Water Jug Problem
Problem Formulation:
Each state= ordered pair {X,Y}
Where,
X= amount of water contained in Jar 1 (4 gallon capacity)
at any time.
Y=amount of water contained in Jar 2 (3 gallon capacity)
at any time.
Initial state: {0,0}
Final state: { P, 2}, Where P is any amount of water.
Production Rules: RULE 1: (X,Y)→(4,Y) [fill 4 gallon jug. Applicable if X<4]
RULE 2: (X,Y)→(X,3) [fill 3 gallon jug.
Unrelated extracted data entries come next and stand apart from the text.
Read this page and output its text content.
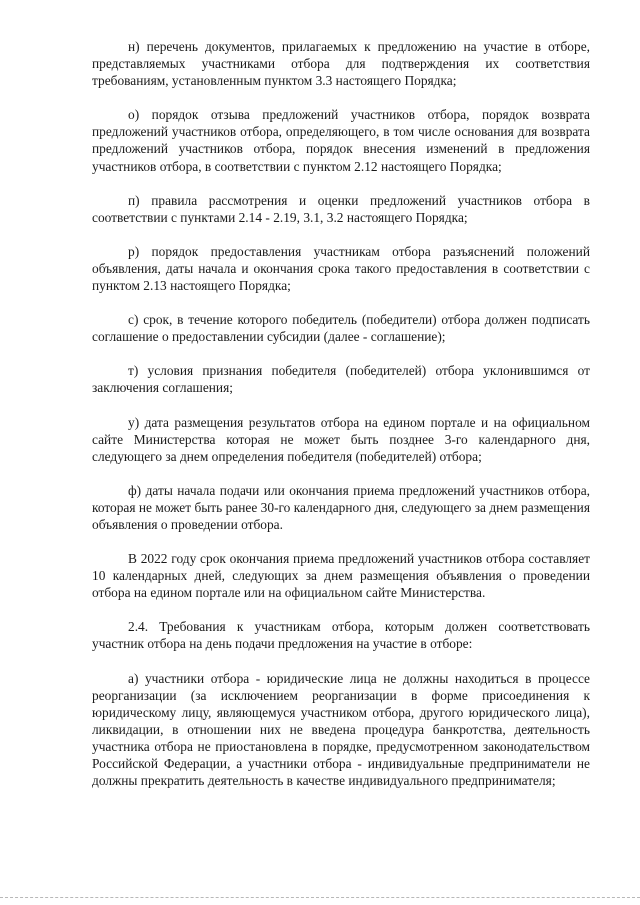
н) перечень документов, прилагаемых к предложению на участие в отборе, представляемых участниками отбора для подтверждения их соответствия требованиям, установленным пунктом 3.3 настоящего Порядка;

о) порядок отзыва предложений участников отбора, порядок возврата предложений участников отбора, определяющего, в том числе основания для возврата предложений участников отбора, порядок внесения изменений в предложения участников отбора, в соответствии с пунктом 2.12 настоящего Порядка;

п) правила рассмотрения и оценки предложений участников отбора в соответствии с пунктами 2.14 - 2.19, 3.1, 3.2 настоящего Порядка;

р) порядок предоставления участникам отбора разъяснений положений объявления, даты начала и окончания срока такого предоставления в соответствии с пунктом 2.13 настоящего Порядка;

с) срок, в течение которого победитель (победители) отбора должен подписать соглашение о предоставлении субсидии (далее - соглашение);

т) условия признания победителя (победителей) отбора уклонившимся от заключения соглашения;

у) дата размещения результатов отбора на едином портале и на официальном сайте Министерства которая не может быть позднее 3-го календарного дня, следующего за днем определения победителя (победителей) отбора;

ф) даты начала подачи или окончания приема предложений участников отбора, которая не может быть ранее 30-го календарного дня, следующего за днем размещения объявления о проведении отбора.

В 2022 году срок окончания приема предложений участников отбора составляет 10 календарных дней, следующих за днем размещения объявления о проведении отбора на едином портале или на официальном сайте Министерства.

2.4. Требования к участникам отбора, которым должен соответствовать участник отбора на день подачи предложения на участие в отборе:

а) участники отбора - юридические лица не должны находиться в процессе реорганизации (за исключением реорганизации в форме присоединения к юридическому лицу, являющемуся участником отбора, другого юридического лица), ликвидации, в отношении них не введена процедура банкротства, деятельность участника отбора не приостановлена в порядке, предусмотренном законодательством Российской Федерации, а участники отбора - индивидуальные предприниматели не должны прекратить деятельность в качестве индивидуального предпринимателя;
Applicable if Y<3]
RULE 3: (X,Y)→(X-X1,Y) [pour some water out of 4 gallons jar]
RULE 4: (X,Y)→(X,Y-X1) [pour some water out of 3 gallons jar]
RULE 5: (X,Y)→(0,Y) [Empty 4 gallon jar]
RULE 6: (X,Y)→(X,0) [Empty 3 gallon jar]
RULE 7: (X,Y)→(4,Y-(4-X)) [Fill 4 gallon jar by pouring some water from 3 gallon jar]
RULE 8: (X,Y)→(X-(3-Y),3) [Fill 3 gallon jar by pouring some water from 4 gallon jar]
RULE 9: (X,Y)→(X+Y,0) [Empty 3 gallon jar by pouring all its water into 4 gallon jar]
RULE 10: (X,Y)→(0,X+Y) [Empty 4 gallon jar by pouring all its water into 3 gallon jar]
RULE 11: (0,2)→(2,0) [Pour 2 gallon from 3 gallon jar into 4 gallon]
RULE 12: (2,y)→(0,y) [empty the 2 gallons in 3 gallon jar on the ground]